Иду по проспекту Ленина в сторону администрации города, перехожу проспект, разглядываю памятник «Тыл-фронту». Рабочий передает солдату меч, подняв его над головой. Автор монумента — скульптор Лев Головницкий. Памятник — часть триптиха, первый из трех знаменитых монументов, два из которых принадлежат уже другому скульптору — Евгению Вучетичу. Второй — Родина-мать на Мамаевой кургане. Третий — Воин-освободитель в Трептов-парке. Все три памятника объединяет меч – считается, что это один и тот же меч — из магнитогорской стали. Здесь все связано с железом. Основной бизнес — металл. Чермет, легированная сталь, лом, метизы… Хоккейная команда — «Магнитогорский металлург», главные газеты комбината и города — «Магнитогорский металл» и «Магнитогорский рабочий»… Водоснабжение Правого берега — из артезианских скважин, из реки воду не берут. Везде таблички «Промзона», «Купание запрещено». Хотя люди все равно купаются.

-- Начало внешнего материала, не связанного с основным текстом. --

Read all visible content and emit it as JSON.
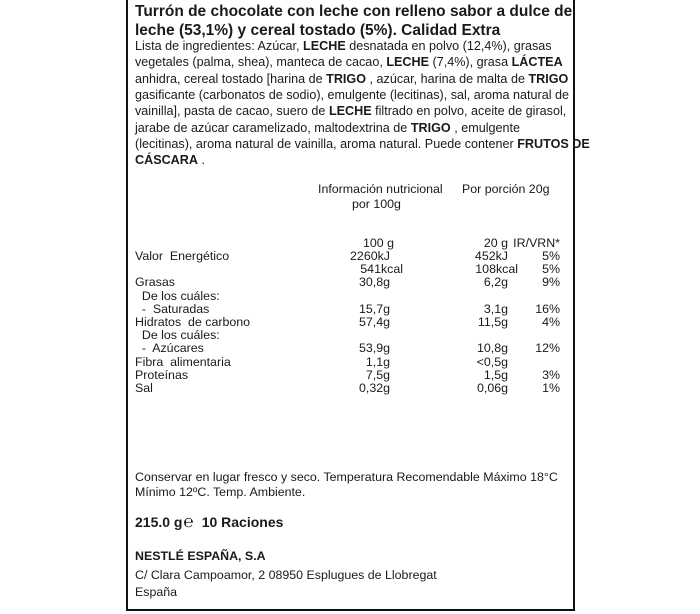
{
  "title_lines": [
    "Turrón de chocolate con leche con relleno sabor a dulce de",
    "leche (53,1%) y cereal tostado (5%). Calidad Extra"
  ],
  "ingredients_lines": [
    [
      {
        "t": "Lista de ingredientes: Azúcar, "
      },
      {
        "t": "LECHE",
        "b": true
      },
      {
        "t": " desnatada en polvo (12,4%), grasas"
      }
    ],
    [
      {
        "t": "vegetales (palma, shea), manteca de cacao, "
      },
      {
        "t": "LECHE",
        "b": true
      },
      {
        "t": " (7,4%), grasa "
      },
      {
        "t": "LÁCTEA",
        "b": true
      }
    ],
    [
      {
        "t": "anhidra, cereal tostado [harina de "
      },
      {
        "t": "TRIGO",
        "b": true
      },
      {
        "t": " , azúcar, harina de malta de "
      },
      {
        "t": "TRIGO",
        "b": true
      },
      {
        "t": " ,"
      }
    ],
    [
      {
        "t": "gasificante (carbonatos de sodio), emulgente (lecitinas), sal, aroma natural de"
      }
    ],
    [
      {
        "t": "vainilla], pasta de cacao, suero de "
      },
      {
        "t": "LECHE",
        "b": true
      },
      {
        "t": " filtrado en polvo, aceite de girasol,"
      }
    ],
    [
      {
        "t": "jarabe de azúcar caramelizado, maltodextrina de "
      },
      {
        "t": "TRIGO",
        "b": true
      },
      {
        "t": " , emulgente"
      }
    ],
    [
      {
        "t": "(lecitinas), aroma natural de vainilla, aroma natural. Puede contener "
      },
      {
        "t": "FRUTOS DE",
        "b": true
      }
    ],
    [
      {
        "t": "CÁSCARA",
        "b": true
      },
      {
        "t": " ."
      }
    ]
  ],
  "nutrition": {
    "header_per100_line1": "Información nutricional",
    "header_per100_line2": "por 100g",
    "header_portion": "Por porción 20g",
    "col_100": "100 g",
    "col_20": "20 g",
    "col_ir": "IR/VRN*",
    "rows": [
      {
        "label": "Valor  Energético",
        "v100": "2260kJ",
        "v20": "452kJ",
        "ir": "5%"
      },
      {
        "label": "",
        "v100": "541kcal",
        "v20": "108kcal",
        "ir": "5%",
        "kcal": true
      },
      {
        "label": "Grasas",
        "v100": "30,8g",
        "v20": "6,2g",
        "ir": "9%"
      },
      {
        "label": "  De los cuáles:",
        "v100": "",
        "v20": "",
        "ir": ""
      },
      {
        "label": "  -  Saturadas",
        "v100": "15,7g",
        "v20": "3,1g",
        "ir": "16%"
      },
      {
        "label": "Hidratos  de carbono",
        "v100": "57,4g",
        "v20": "11,5g",
        "ir": "4%"
      },
      {
        "label": "  De los cuáles:",
        "v100": "",
        "v20": "",
        "ir": ""
      },
      {
        "label": "  -  Azúcares",
        "v100": "53,9g",
        "v20": "10,8g",
        "ir": "12%"
      },
      {
        "label": "Fibra  alimentaria",
        "v100": "1,1g",
        "v20": "<0,5g",
        "ir": ""
      },
      {
        "label": "Proteínas",
        "v100": "7,5g",
        "v20": "1,5g",
        "ir": "3%"
      },
      {
        "label": "Sal",
        "v100": "0,32g",
        "v20": "0,06g",
        "ir": "1%"
      }
    ]
  },
  "storage_line1": "Conservar en lugar fresco y seco. Temperatura Recomendable Máximo 18°C",
  "storage_line2": "Mínimo 12ºC. Temp. Ambiente.",
  "net_weight": "215.0 g",
  "estimated_sign": "℮",
  "servings": "10 Raciones",
  "company": "NESTLÉ ESPAÑA, S.A",
  "address": "C/ Clara Campoamor, 2 08950 Esplugues de Llobregat",
  "country": "España"
}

Артезианская вода холодная и очень вкусная — можно пить прямо из-под крана. В ней много железа — хотя и не рыжая, а прозрачная, оставляет на раковинах и ваннах жесткий коричневато-серый налет. К этой воде привыкаешь быстро, она придает сил, и другая после нее кажется невкусной.
На другом берегу — комбинат. Над трубами поднимается дым, прозрачный розовато-серый, темно-фиолетовый и даже бурый. Спускаюсь к реке. Свинцово-серые воды — в мелких остроконечных волнах. Плавают две утки, ветер топорщит им перья, утки зябнут и, наконец, уплывают в камыши.
Какие возникают ассоциации с рекой? В Урале утонул Чапаев. Интересовалась в музее, у ученого секретаря Виктора Котлова. Нет, говорит, это было не здесь, а гораздо ниже по течению, уже не в оренбургских, а в казахстанских степях, в районе города Гурьева. Чуть ниже по течению, но тоже в черте города – поселок Старая Магнитка, та самая казачья станица Магнитная, с которой начинался город.
Казаки, еще в бытность Урала Яиком, сложили о нем такую песню.
Яик ты наш, Яикушка, Яик, сын Горынович!
Про тебя ли, про Яикушку, идет слава добрая;
Про тебя ль, про Горыныча, идет речь хорошая.
Золочено у Яикушки его было донышко;
Серебряны у Яикушки его были краешки;
Жемчужные у Яикушки его круты бережки.
Мутнехонек, наш Яикушка, бежишь ты быстрехонько;
Прорыл-протек наш Яикушка все горушки, все долушки;
Выметывал наш Яикушка посередь себя часты островы,
С вершин взялся наш Яикушка,
Бежишь же ты вплоть до устьица,
До славного ты до моря!
Про тебя ли, про Яикушку, идет слава добрая;
Про тебя ль, про Горыныча, идет речь хорошая.
Золочено у Яикушки его было донышко;
Серебряны у Яикушки его были краешки;
Жемчужные у Яикушки его круты бережки.
Мутнехонек, наш Яикушка, бежишь ты быстрехонько;
Прорыл-протек наш Яикушка все горушки, все долушки;
Выметывал наш Яикушка посередь себя часты островы,
С вершин взялся наш Яикушка,
Бежишь же ты вплоть до устьица,
До славного ты до моря!
Казаки здесь были – переселенцы с Дона. Тоже, в общем, спецпереселенцы.